In 1876 John Kellogg produced Cornflakes, largely by accident in a search for a healthy eating product for Sanatorium patients. That cereal brand developed in 1909.

Brands were coming to the fore on the turn of the century.

It is also interesting to note too, that food brands dominated.

Quite simply, people wanted to be more assured about the quality of food they ate. There were a lot of soap or oat producers, so these early brands had seen the promise of brand differentiation through branding, to sell more.

Clear branding meant the buyer would seek them out and buy more of the brand they liked, rather than competitors.

Indeed, with more sophistication, as products tried to stand out, they did so, not by just the use of their brand symbol, but also the shape and style of their packaging, such as the Coca-Cola bottle or the cornflake box.

So, it was the development of brands that was the precursor to Advertising as we know it. Brands having been established, needed promotion following the Industrial Revolution. But The Industrial Revolution also brings with it, a new story of innovation and enterprise. An era of innovation and invention, full of new ideas.

Developing mass produced products and transforming them into brands, goes some way to convincing consumers to buy. What was missing, was the ability to inform these consumers about the new brands.

Advertising.

It was and still is, the first job of Advertising, to inform. To make people firstly aware of the product, the brand.

What was missing from that mix, was the media ecosystem to reach consumers in order to communicate with them. To inform them about the new product and brand.

In other words, there was no real way to create Advertising at any sophisticated level because there was no real media.

Newspapers did exist, in a limited way and fly posting of street posters was prevalent, but the options were limited on the media side.
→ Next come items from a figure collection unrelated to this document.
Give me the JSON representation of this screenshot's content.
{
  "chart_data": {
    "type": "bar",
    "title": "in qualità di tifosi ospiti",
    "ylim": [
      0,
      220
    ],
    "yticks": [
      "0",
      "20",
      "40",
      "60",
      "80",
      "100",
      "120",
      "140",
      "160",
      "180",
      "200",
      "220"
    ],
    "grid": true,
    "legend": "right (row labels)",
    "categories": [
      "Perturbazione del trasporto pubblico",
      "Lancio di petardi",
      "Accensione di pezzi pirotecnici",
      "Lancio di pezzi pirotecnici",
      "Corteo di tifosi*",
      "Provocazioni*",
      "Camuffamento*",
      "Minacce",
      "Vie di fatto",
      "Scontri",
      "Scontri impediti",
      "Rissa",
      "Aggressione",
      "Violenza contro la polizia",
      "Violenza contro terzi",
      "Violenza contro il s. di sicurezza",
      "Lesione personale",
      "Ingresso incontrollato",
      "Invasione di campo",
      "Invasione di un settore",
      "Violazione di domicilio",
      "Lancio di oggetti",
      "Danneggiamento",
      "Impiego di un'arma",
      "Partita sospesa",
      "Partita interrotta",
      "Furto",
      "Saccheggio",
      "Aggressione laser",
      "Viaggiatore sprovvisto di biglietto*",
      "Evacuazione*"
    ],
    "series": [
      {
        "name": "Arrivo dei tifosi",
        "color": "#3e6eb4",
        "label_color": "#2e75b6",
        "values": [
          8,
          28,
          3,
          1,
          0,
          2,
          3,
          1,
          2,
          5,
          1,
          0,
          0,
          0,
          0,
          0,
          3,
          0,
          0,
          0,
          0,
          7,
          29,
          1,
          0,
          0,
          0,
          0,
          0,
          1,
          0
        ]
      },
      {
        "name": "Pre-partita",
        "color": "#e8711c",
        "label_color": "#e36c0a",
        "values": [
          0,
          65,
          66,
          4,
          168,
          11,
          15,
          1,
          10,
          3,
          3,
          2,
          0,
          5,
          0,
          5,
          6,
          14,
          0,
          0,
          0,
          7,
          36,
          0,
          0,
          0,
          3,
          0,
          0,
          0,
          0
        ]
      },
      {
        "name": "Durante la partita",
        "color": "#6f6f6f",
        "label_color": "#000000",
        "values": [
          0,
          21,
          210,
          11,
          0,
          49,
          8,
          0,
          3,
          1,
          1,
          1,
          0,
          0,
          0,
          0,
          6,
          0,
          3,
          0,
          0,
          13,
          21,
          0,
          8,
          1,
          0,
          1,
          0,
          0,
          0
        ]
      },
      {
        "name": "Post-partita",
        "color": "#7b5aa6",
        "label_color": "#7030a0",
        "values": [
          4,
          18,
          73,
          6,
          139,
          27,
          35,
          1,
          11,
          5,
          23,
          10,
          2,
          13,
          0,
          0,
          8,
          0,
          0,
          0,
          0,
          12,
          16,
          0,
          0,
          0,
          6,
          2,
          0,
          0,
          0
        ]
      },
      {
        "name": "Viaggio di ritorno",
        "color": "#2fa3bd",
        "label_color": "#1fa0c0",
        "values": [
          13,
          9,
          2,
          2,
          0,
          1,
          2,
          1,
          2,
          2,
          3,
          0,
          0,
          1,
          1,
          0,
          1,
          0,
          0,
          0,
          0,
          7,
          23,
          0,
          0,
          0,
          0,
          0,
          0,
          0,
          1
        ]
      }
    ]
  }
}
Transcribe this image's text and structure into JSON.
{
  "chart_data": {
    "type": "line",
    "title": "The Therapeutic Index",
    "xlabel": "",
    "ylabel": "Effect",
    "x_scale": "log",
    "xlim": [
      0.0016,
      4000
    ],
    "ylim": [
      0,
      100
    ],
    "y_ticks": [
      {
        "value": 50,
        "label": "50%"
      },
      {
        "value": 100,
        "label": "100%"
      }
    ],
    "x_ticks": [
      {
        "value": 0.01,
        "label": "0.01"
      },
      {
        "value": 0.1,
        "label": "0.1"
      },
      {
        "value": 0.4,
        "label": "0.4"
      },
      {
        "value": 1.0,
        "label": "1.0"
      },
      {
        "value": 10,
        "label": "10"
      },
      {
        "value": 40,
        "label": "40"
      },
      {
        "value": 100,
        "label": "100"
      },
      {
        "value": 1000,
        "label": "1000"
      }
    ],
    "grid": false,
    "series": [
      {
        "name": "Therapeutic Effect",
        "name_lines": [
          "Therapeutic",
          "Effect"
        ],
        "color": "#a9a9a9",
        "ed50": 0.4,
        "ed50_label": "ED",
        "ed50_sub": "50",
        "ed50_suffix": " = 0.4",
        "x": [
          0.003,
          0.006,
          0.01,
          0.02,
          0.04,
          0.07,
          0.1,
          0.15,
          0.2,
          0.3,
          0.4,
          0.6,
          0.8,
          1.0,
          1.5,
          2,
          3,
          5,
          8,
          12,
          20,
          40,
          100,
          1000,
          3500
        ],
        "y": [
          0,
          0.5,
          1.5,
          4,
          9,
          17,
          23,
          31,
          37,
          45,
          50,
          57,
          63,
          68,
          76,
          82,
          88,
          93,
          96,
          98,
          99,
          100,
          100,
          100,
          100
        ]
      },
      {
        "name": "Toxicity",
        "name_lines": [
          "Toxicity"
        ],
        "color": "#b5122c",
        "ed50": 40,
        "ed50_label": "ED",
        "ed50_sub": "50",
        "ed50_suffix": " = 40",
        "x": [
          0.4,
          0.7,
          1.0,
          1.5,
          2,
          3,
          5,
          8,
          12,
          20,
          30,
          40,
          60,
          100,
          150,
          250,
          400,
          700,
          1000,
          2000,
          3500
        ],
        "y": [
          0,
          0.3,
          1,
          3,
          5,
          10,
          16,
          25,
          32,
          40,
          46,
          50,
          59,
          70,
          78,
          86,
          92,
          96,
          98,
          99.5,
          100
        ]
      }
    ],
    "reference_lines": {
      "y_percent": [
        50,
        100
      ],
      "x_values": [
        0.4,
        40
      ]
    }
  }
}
That said this newfound focus on innovation, quickly moved too, into media.

The Industrial Revolution from 1800 to 1900 was a fertile ground of revolutionary thinking.

Once the development of products and brands plateaued, those innovators turned their attention to media.

Advertising needed Media.

But that’s how it all started.

The mass production of products from 1800 to 1900 through new inventions which in turn, then needed to be ‘branded’ to differentiate themselves.